When governments implemented lockdowns and social distancing measures to curb the spread of COVID-19, many workers were deemed ‘essential’ and were required to continue working as normal. These workers included grocery store staff, healthcare workers, farm laborers and many others. Read More
Essential workers risked their health to keep societies running, and many even lost their lives. To make matters worse, most jobs that were deemed ‘essential’ are known to be precarious, poorly paid, and generally unsafe. Supermarket cashiers, farm laborers and professional carers, for example, are typically poorly paid and their indispensable societal contributions are often overlooked.
Though much gratitude and respect for these workers emerged during the pandemic, the fact that countless people in precarious jobs were expected to keep working for poverty wages while risking their lives highlights the huge disparities that still exist in Western societies.
Dr. Ellen Scully-Russ and her colleagues at the George Washington University recently explored the possibility of whether this new-found respect could inspire a transformation, leading to fair wages, benefits, and job security for essential workers.
They devised a conceptual framework that could help to improve working conditions for essential workers. Their framework incorporates three elements, which can be summarized as ‘distributive justice’, ‘learning’, and ‘everyday ethics’.
Distributive justice describes the equitable distribution of resources, opportunities, and vulnerability in society. Today, many middle-class professionals can work from home, receive high salaries and benefits, and have greater professional freedom. In contrast, most essential workers have low wages, long working hours, limited benefits, and no control over their professional duties.
These inequalities are systemic in nature, meaning that they are the result of a long-standing structural order in society that needs to be repaired for equity to be truly achieved. As they are rooted in how work was organized for decades, interventions aimed at changing the current situation will need to target long-established social structures.

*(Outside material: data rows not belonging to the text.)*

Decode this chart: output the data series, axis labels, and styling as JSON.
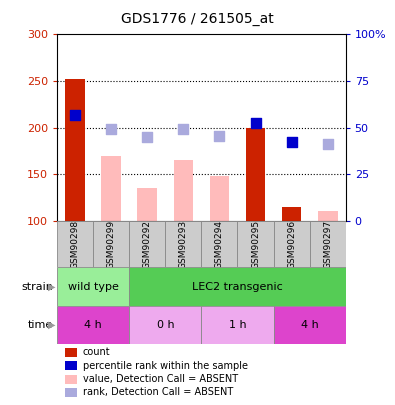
{
  "title": "GDS1776 / 261505_at",
  "samples": [
    "GSM90298",
    "GSM90299",
    "GSM90292",
    "GSM90293",
    "GSM90294",
    "GSM90295",
    "GSM90296",
    "GSM90297"
  ],
  "bar_values": [
    252,
    null,
    null,
    null,
    null,
    200,
    115,
    null
  ],
  "pink_bar_values": [
    null,
    170,
    135,
    165,
    148,
    null,
    null,
    110
  ],
  "rank_dots_dark": [
    213,
    null,
    null,
    null,
    null,
    205,
    185,
    null
  ],
  "rank_dots_light": [
    null,
    198,
    190,
    198,
    191,
    null,
    null,
    182
  ],
  "ylim_left": [
    100,
    300
  ],
  "ylim_right": [
    0,
    100
  ],
  "yticks_left": [
    100,
    150,
    200,
    250,
    300
  ],
  "yticks_right": [
    0,
    25,
    50,
    75,
    100
  ],
  "ytick_labels_left": [
    "100",
    "150",
    "200",
    "250",
    "300"
  ],
  "ytick_labels_right": [
    "0",
    "25",
    "50",
    "75",
    "100%"
  ],
  "hlines": [
    150,
    200,
    250
  ],
  "strain_labels": [
    {
      "label": "wild type",
      "start": 0,
      "end": 2,
      "color": "#99ee99"
    },
    {
      "label": "LEC2 transgenic",
      "start": 2,
      "end": 8,
      "color": "#55cc55"
    }
  ],
  "time_labels": [
    {
      "label": "4 h",
      "start": 0,
      "end": 2,
      "color": "#dd44cc"
    },
    {
      "label": "0 h",
      "start": 2,
      "end": 4,
      "color": "#eeaaee"
    },
    {
      "label": "1 h",
      "start": 4,
      "end": 6,
      "color": "#eeaaee"
    },
    {
      "label": "4 h",
      "start": 6,
      "end": 8,
      "color": "#dd44cc"
    }
  ],
  "legend_items": [
    {
      "label": "count",
      "color": "#cc2200"
    },
    {
      "label": "percentile rank within the sample",
      "color": "#0000cc"
    },
    {
      "label": "value, Detection Call = ABSENT",
      "color": "#ffbbbb"
    },
    {
      "label": "rank, Detection Call = ABSENT",
      "color": "#aaaadd"
    }
  ],
  "bar_color": "#cc2200",
  "pink_bar_color": "#ffbbbb",
  "dark_dot_color": "#0000cc",
  "light_dot_color": "#aaaadd",
  "bar_width": 0.55,
  "dot_size": 55,
  "bg_color": "#ffffff",
  "plot_bg": "#ffffff",
  "tick_color_left": "#cc2200",
  "tick_color_right": "#0000cc",
  "sample_band_color": "#cccccc",
  "sample_band_border": "#888888"
}
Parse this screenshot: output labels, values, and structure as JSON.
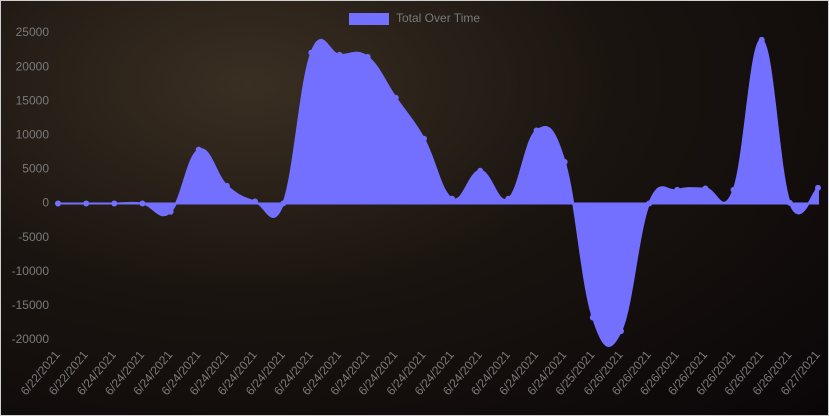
{
  "chart_data": {
    "type": "line",
    "categories": [
      "6/22/2021",
      "6/22/2021",
      "6/24/2021",
      "6/24/2021",
      "6/24/2021",
      "6/24/2021",
      "6/24/2021",
      "6/24/2021",
      "6/24/2021",
      "6/24/2021",
      "6/24/2021",
      "6/24/2021",
      "6/24/2021",
      "6/24/2021",
      "6/24/2021",
      "6/24/2021",
      "6/24/2021",
      "6/24/2021",
      "6/24/2021",
      "6/25/2021",
      "6/26/2021",
      "6/26/2021",
      "6/26/2021",
      "6/26/2021",
      "6/26/2021",
      "6/26/2021",
      "6/26/2021",
      "6/27/2021"
    ],
    "series": [
      {
        "name": "Total Over Time",
        "color": "#7470ff",
        "values": [
          0,
          0,
          0,
          0,
          -1200,
          7900,
          2600,
          300,
          0,
          22100,
          21800,
          21500,
          15500,
          9500,
          700,
          4800,
          700,
          10700,
          6100,
          -16700,
          -18700,
          0,
          2000,
          2200,
          2000,
          24000,
          100,
          2300
        ]
      }
    ],
    "ylim": [
      -20000,
      25000
    ],
    "yticks": [
      -20000,
      -15000,
      -10000,
      -5000,
      0,
      5000,
      10000,
      15000,
      20000,
      25000
    ],
    "fill": true,
    "legend": "top"
  }
}
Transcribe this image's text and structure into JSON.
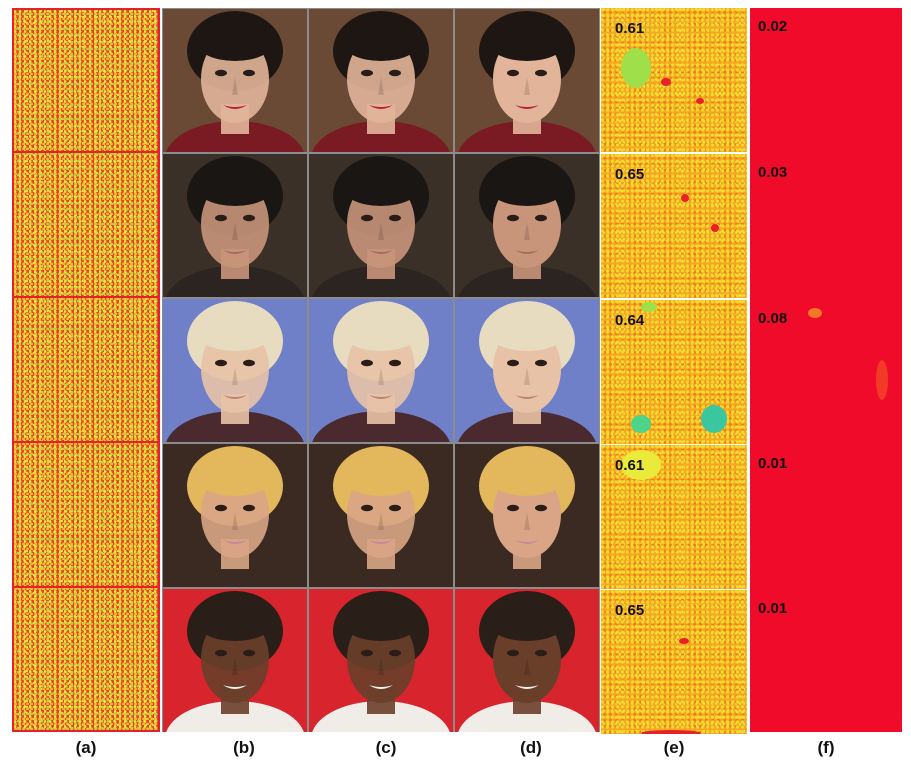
{
  "captions": [
    "(a)",
    "(b)",
    "(c)",
    "(d)",
    "(e)",
    "(f)"
  ],
  "scores_e": [
    "0.61",
    "0.65",
    "0.64",
    "0.61",
    "0.65"
  ],
  "scores_f": [
    "0.02",
    "0.03",
    "0.08",
    "0.01",
    "0.01"
  ],
  "rows": [
    {
      "bg": "#6a4a34",
      "skin": "#e2b59a",
      "hair": "#1e1612",
      "lip": "#b3203a",
      "cloth": "#7a1a22"
    },
    {
      "bg": "#3b3028",
      "skin": "#c9957a",
      "hair": "#1a1614",
      "lip": "#a86a5e",
      "cloth": "#2b2420"
    },
    {
      "bg": "#6f80c8",
      "skin": "#e8c2a6",
      "hair": "#e7dcc0",
      "lip": "#b98375",
      "cloth": "#4a2a2e"
    },
    {
      "bg": "#3a2a22",
      "skin": "#d9a586",
      "hair": "#e3b75c",
      "lip": "#c8889a",
      "cloth": "#3a2a22"
    },
    {
      "bg": "#d8242c",
      "skin": "#6a3f2a",
      "hair": "#2a1e18",
      "lip": "#f4f0ea",
      "cloth": "#f0ece8"
    }
  ]
}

The second element of the framework, ‘learning’, opens up questions about what can be learned in the wake of the COVID-19 pandemic, but also who we should learn from. Essential workers should be given the opportunity to highlight issues they experience and propose solutions for achieving greater equality.
Finally, the team’s framework emphasizes the need to surface the ethics underpinning economic activities and how they impact inequities in the distribution of resources. For instance, how are we valuing and caring for all workers, especially those who contribute most to society?
The team’s recent work is part of a broader project aimed at sparking constructive conversations among frontline workers, frontline worker advocates, industry leaders and other stakeholders about the need to justly reward essential workers for their valuable contribution to society.
Dr. Scully-Russ and her colleagues have been exploring the processes through which new values and morals can emerge, propagate, and ultimately catalyze societal transformation. They hope that their work will invite essential workers, activists, and others to share their views about how to mend long-standing inequities in the USA.